Search code examples
spark-streamingazure-databricksdatabricks-sqldelta-live-tables

What are stream and readStream functions in Databricks DLT SQL?


In the Databricks Delta Live Table documentations, I saw some stream() and ˙readStream()˙ calls in SQL code examples. But I can't figure out what are these, what's the difference. Are those functions documented anywhere?

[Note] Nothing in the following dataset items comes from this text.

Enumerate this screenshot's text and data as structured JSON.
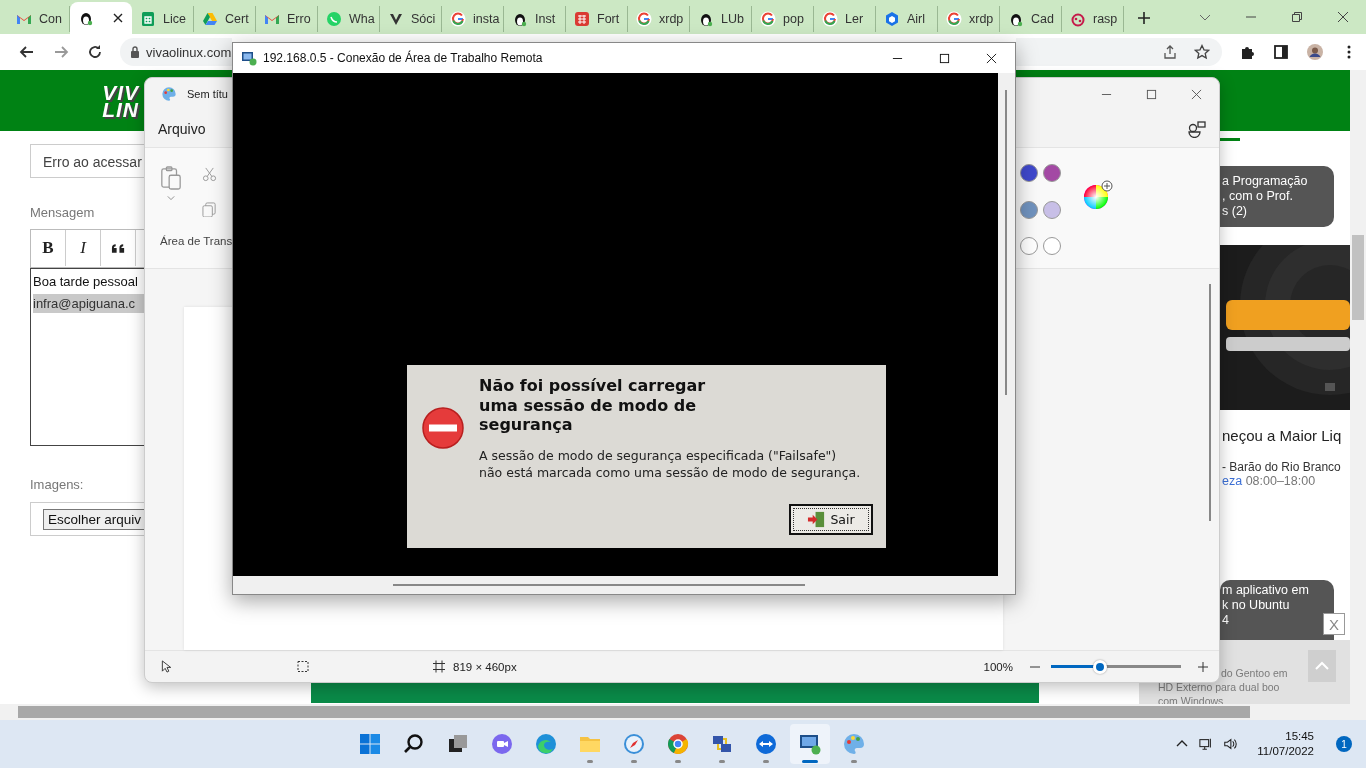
{
  "browser": {
    "tabs": [
      {
        "kind": "gmail",
        "label": "Con",
        "selected": false
      },
      {
        "kind": "tux",
        "selected": true
      },
      {
        "kind": "sheets",
        "label": "Lice",
        "selected": false
      },
      {
        "kind": "drive",
        "label": "Cert",
        "selected": false
      },
      {
        "kind": "gmail",
        "label": "Erro",
        "selected": false
      },
      {
        "kind": "whatsapp",
        "label": "Wha",
        "selected": false
      },
      {
        "kind": "shield",
        "label": "Sóci",
        "selected": false
      },
      {
        "kind": "google",
        "label": "insta",
        "selected": false
      },
      {
        "kind": "tux",
        "label": "Inst",
        "selected": false
      },
      {
        "kind": "grid",
        "label": "Fort",
        "selected": false
      },
      {
        "kind": "google",
        "label": "xrdp",
        "selected": false
      },
      {
        "kind": "tux",
        "label": "LUb",
        "selected": false
      },
      {
        "kind": "google",
        "label": "pop",
        "selected": false
      },
      {
        "kind": "google",
        "label": "Ler",
        "selected": false
      },
      {
        "kind": "hex",
        "label": "Airl",
        "selected": false
      },
      {
        "kind": "google",
        "label": "xrdp",
        "selected": false
      },
      {
        "kind": "tux",
        "label": "Cad",
        "selected": false
      },
      {
        "kind": "berry",
        "label": "rasp",
        "selected": false
      }
    ],
    "address": "vivaolinux.com"
  },
  "page": {
    "logo": [
      "VIV",
      "LIN"
    ],
    "subject_value": "Erro ao acessar",
    "message_label": "Mensagem",
    "editor_buttons": [
      {
        "kind": "bold",
        "label": "B"
      },
      {
        "kind": "italic",
        "label": "I"
      },
      {
        "kind": "quote"
      }
    ],
    "message_lines": [
      {
        "text": "Boa tarde pessoal",
        "highlighted": false
      },
      {
        "text": "infra@apiguana.c",
        "highlighted": true
      }
    ],
    "images_label": "Imagens:",
    "file_button": "Escolher arquiv",
    "sidebar_card_1": [
      "a Programação",
      ", com o Prof.",
      "s (2)"
    ],
    "article_title": "neçou a Maior Liq",
    "store_line": "- Barão do Rio Branco",
    "store_link": "eza",
    "store_hours": "08:00–18:00",
    "sidebar_card_2": [
      "m aplicativo em",
      "k no Ubuntu",
      "4"
    ],
    "overlay_lines": [
      "do Gentoo em",
      "HD Externo para dual boo",
      "com Windows"
    ],
    "overlay_close": "X"
  },
  "paint": {
    "title": "Sem títu",
    "menu": "Arquivo",
    "clipboard_label": "Área de Trans",
    "palette": [
      {
        "color": "#3f48cc"
      },
      {
        "color": "#a349a4"
      },
      {
        "color": "#7092be"
      },
      {
        "color": "#c8bfe7"
      },
      {
        "color": "#ffffff"
      },
      {
        "color": "#ffffff"
      }
    ],
    "canvas_size": "819 × 460px",
    "zoom": "100%",
    "zoom_slider": {
      "level": 0.38
    }
  },
  "rdp": {
    "title": "192.168.0.5 - Conexão de Área de Trabalho Remota",
    "dialog": {
      "heading": "Não foi possível carregar\numa sessão de modo de\nsegurança",
      "message": "A sessão de modo de segurança especificada (\"Failsafe\")\nnão está marcada como uma sessão de modo de segurança.",
      "button": "Sair"
    }
  },
  "taskbar": {
    "apps": [
      {
        "kind": "start",
        "running": false,
        "active": false
      },
      {
        "kind": "search",
        "running": false,
        "active": false
      },
      {
        "kind": "taskview",
        "running": false,
        "active": false
      },
      {
        "kind": "chat",
        "running": false,
        "active": false
      },
      {
        "kind": "edge",
        "running": false,
        "active": false
      },
      {
        "kind": "folder",
        "running": true,
        "active": false
      },
      {
        "kind": "compass",
        "running": true,
        "active": false
      },
      {
        "kind": "chrome",
        "running": true,
        "active": false
      },
      {
        "kind": "network",
        "running": true,
        "active": false
      },
      {
        "kind": "teamviewer",
        "running": true,
        "active": false
      },
      {
        "kind": "rdp",
        "running": true,
        "active": true
      },
      {
        "kind": "paint",
        "running": true,
        "active": false
      }
    ],
    "time": "15:45",
    "date": "11/07/2022",
    "notifications": "1"
  }
}
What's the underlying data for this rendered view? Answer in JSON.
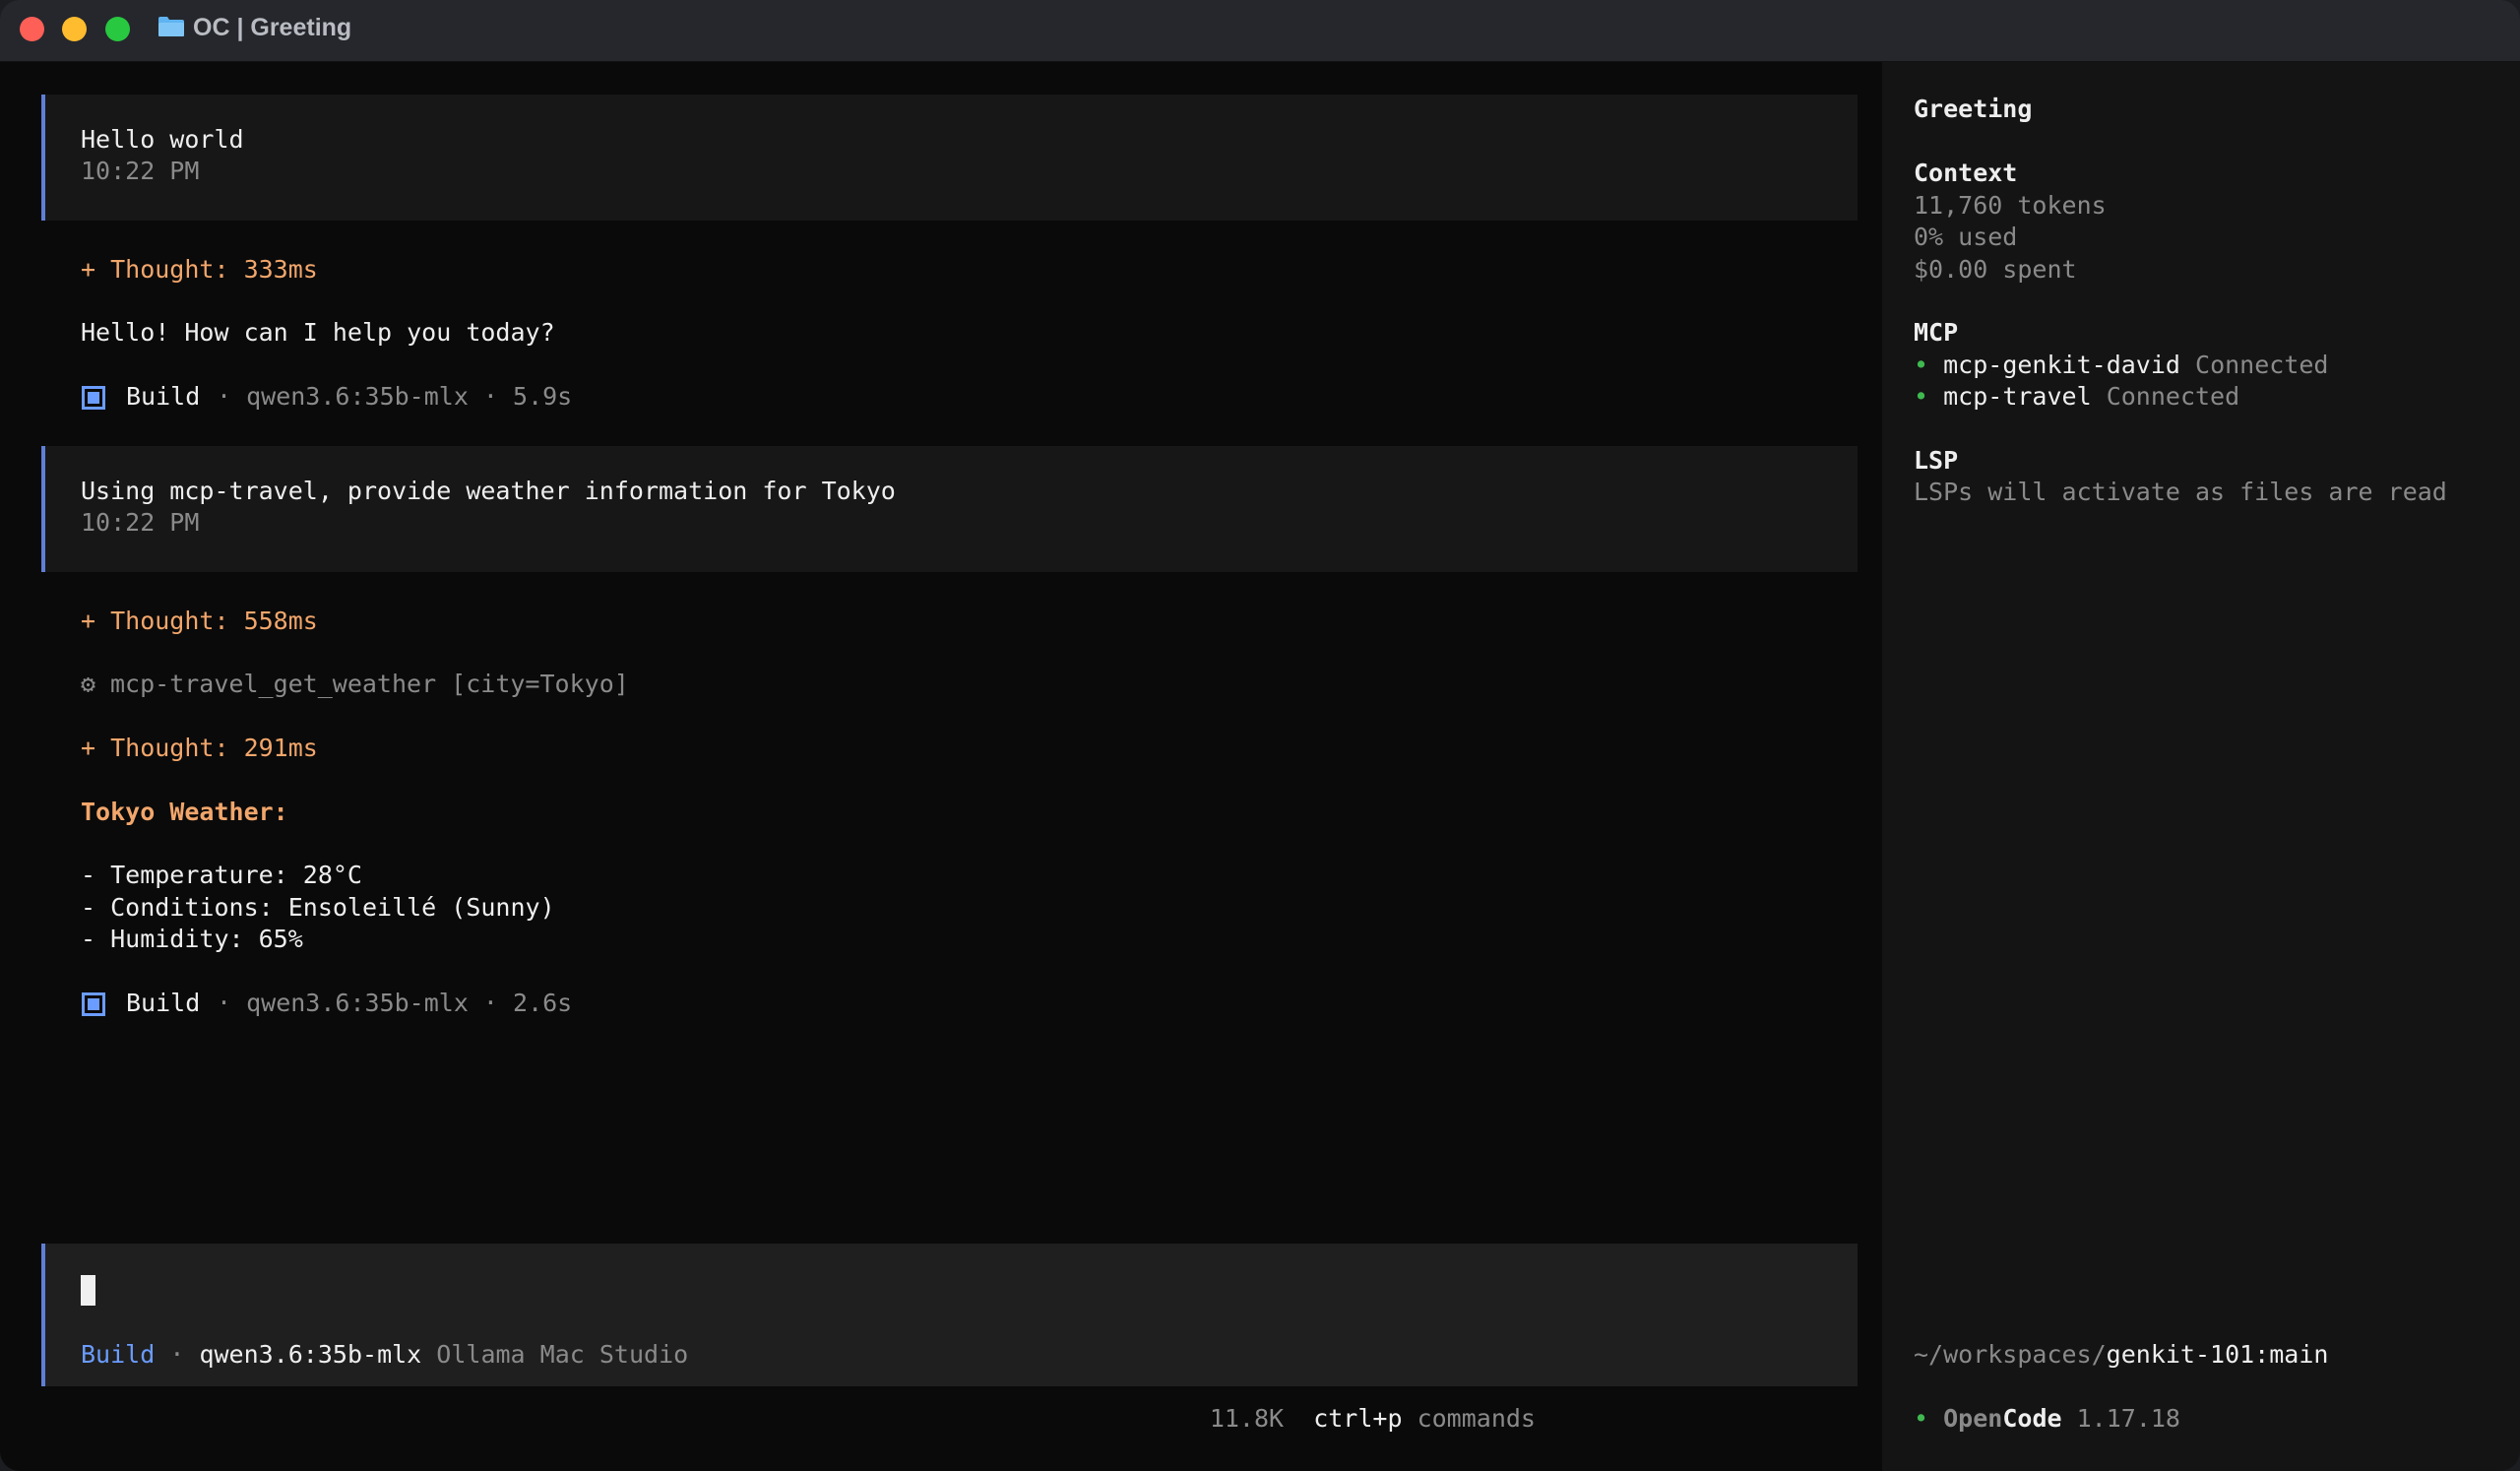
{
  "window": {
    "title": "OC | Greeting"
  },
  "messages": [
    {
      "text": "Hello world",
      "time": "10:22 PM"
    },
    {
      "text": "Using mcp-travel, provide weather information for Tokyo",
      "time": "10:22 PM"
    }
  ],
  "thoughts": [
    "+ Thought: 333ms",
    "+ Thought: 558ms",
    "+ Thought: 291ms"
  ],
  "reply1": "Hello! How can I help you today?",
  "builds": [
    {
      "label": "Build",
      "meta": "· qwen3.6:35b-mlx · 5.9s"
    },
    {
      "label": "Build",
      "meta": "· qwen3.6:35b-mlx · 2.6s"
    }
  ],
  "tool_call": "mcp-travel_get_weather [city=Tokyo]",
  "weather": {
    "heading": "Tokyo Weather:",
    "lines": [
      "- Temperature: 28°C",
      "- Conditions: Ensoleillé (Sunny)",
      "- Humidity: 65%"
    ]
  },
  "prompt": {
    "mode": "Build",
    "sep": "·",
    "model": "qwen3.6:35b-mlx",
    "provider": "Ollama Mac Studio"
  },
  "status": {
    "tokens": "11.8K",
    "shortcut": "ctrl+p",
    "shortcut_label": "commands"
  },
  "sidebar": {
    "session_title": "Greeting",
    "context": {
      "heading": "Context",
      "tokens": "11,760 tokens",
      "used": "0% used",
      "spent": "$0.00 spent"
    },
    "mcp": {
      "heading": "MCP",
      "servers": [
        {
          "name": "mcp-genkit-david",
          "status": "Connected"
        },
        {
          "name": "mcp-travel",
          "status": "Connected"
        }
      ]
    },
    "lsp": {
      "heading": "LSP",
      "message": "LSPs will activate as files are read"
    },
    "path": {
      "prefix": "~/workspaces/",
      "repo": "genkit-101:main"
    },
    "app": {
      "name_a": "Open",
      "name_b": "Code",
      "version": "1.17.18"
    }
  },
  "colors": {
    "accent": "#6b9cff",
    "thought": "#f2a66b",
    "connected": "#3fb950",
    "bar": "#5f7fd6"
  }
}
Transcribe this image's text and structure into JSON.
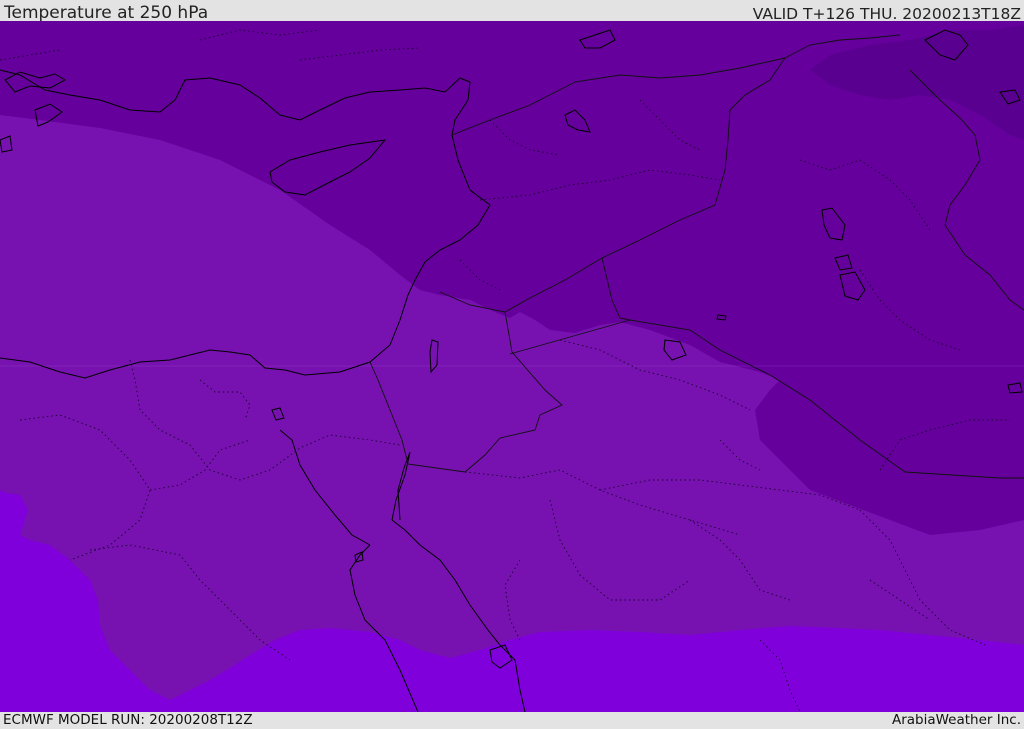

While spark.readStream exists in Python/Scala/Java/R, I couldn't find any SQL examples. So how to use it, what are the parameters? Sometimes stream() also works in SQL, is it just an alias to readStream() which is an alias to spark.readStream() in Python?


Solution

  • Actually, it is an alias for reading delta stream table.

    dlt.read_stream()
    

    Below, the code creates a delta live table from cloud files.

    @dlt.table
    def streaming_bronze():
      return (
        # Since this is a streaming source, this table is incremental.
        spark.readStream.format("cloudFiles")
          .option("cloudFiles.format", "json")
          .load("/path/to/raw/data")
      )
    

    To read data from streaming_bronze, you write the following code.

    @dlt.table
    def streaming_silver():
      return dlt.read_stream("streaming_bronze").where(...)
    

    If you see here, to read the streaming_bronze table, dlt.read_stream("streaming_bronze") is used.

    The same thing, if you want in the SQL language, the STREAM function is used.

    STREAM(LIVE.streaming_bronze)
    

    For more information, follow this documentation.

    Next, the alias for spark.readStream(), which actually creates delta streaming table using the Python decorator @dlt.table, and in SQL is below.

    CREATE OR REFRESH STREAMING TABLE table_name
    AS SELECT * FROM cloud_files(
      "path/to/raw/data", "json"
    )
    

    This creates a delta streaming table. Then, to read this data again, you use STREAM(<table_name>).

    CREATE OR REFRESH STREAMING TABLE streaming_silver
    AS SELECT * FROM STREAM(LIVE.streaming_bronze)
    

    Basically, whenever you want to add data incrementally to streaming table you need to use STREAM function.